If the two sides don't reach an agreement soon, they may have to call on the Biden administration to intervene, according to people familiar with the matter.


On June 9, the U.S. Chamber of Commerce asked the Biden administration to appoint an independent mediator to help the two sides reach an agreement before the delay begins to affect U.S. supply chains. Business groups representing retailers and manufacturers are also calling on the White House to intervene. If the mediator is unable to guide the two sides to an agreement, the Biden administration would be able to invoke a federal law to force the longshoremen to resume normal operations.



Textile and apparel exports came under pressure in May, falling 13.1 percent from a year earlier


In May, China's textile and apparel exports to the world were 25.32 billion US dollars, down 13.1% year on year (down 6.7% in RMB terms). Among them, textile exports were 12.02 billion US dollars, down 14.1% year-on-year (7.8% year-on-year decrease in RMB); Garment exports were $13.3 billion, down 12.2% year on year (down 5.7% in yuan terms).
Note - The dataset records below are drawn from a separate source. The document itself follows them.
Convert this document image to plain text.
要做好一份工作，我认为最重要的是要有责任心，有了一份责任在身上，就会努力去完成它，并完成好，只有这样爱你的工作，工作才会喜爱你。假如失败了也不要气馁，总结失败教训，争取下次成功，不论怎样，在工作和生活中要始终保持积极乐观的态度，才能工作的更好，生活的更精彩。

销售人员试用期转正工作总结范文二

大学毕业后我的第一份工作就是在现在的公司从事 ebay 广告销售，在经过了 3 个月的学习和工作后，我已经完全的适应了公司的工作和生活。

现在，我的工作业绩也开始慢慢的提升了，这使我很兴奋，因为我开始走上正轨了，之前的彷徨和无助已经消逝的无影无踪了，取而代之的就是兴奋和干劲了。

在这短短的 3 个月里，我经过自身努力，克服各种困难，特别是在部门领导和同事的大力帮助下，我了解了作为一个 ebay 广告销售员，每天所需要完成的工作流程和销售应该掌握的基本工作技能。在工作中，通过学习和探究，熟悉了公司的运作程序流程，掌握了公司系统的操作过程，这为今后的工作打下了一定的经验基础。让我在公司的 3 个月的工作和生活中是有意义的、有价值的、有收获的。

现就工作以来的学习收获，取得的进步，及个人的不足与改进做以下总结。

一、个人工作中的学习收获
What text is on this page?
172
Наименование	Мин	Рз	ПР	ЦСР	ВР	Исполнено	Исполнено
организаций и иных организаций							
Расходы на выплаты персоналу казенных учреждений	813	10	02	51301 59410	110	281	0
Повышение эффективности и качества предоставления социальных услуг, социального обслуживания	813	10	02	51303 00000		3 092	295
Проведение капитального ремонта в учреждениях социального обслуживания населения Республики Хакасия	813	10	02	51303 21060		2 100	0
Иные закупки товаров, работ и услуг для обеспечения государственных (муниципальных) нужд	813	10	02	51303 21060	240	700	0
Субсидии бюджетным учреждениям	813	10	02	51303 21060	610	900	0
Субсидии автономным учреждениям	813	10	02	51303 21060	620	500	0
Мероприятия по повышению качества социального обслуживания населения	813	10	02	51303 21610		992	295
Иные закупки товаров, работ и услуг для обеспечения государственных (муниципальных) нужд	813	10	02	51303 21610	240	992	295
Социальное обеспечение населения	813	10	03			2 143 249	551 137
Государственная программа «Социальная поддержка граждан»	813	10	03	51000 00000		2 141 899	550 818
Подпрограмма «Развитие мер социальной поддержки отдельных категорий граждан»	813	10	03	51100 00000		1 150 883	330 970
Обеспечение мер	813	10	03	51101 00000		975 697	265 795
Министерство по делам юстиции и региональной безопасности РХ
At present, the risk of global economic recession is intensifying, especially the weak market demand in developed countries. In its latest economic outlook released on June 6, the World Bank predicts that growth in advanced economies will slow from 2.6% in 2022 to 0.7% this year. Since the fourth quarter of last year, international clothing brands are generally in the destocking stage, and it is expected that the brand inventory situation and demand recovery will be improved to a certain extent in the second half of this year, but the overall export pressure of China's textile and apparel foreign trade enterprises is still large.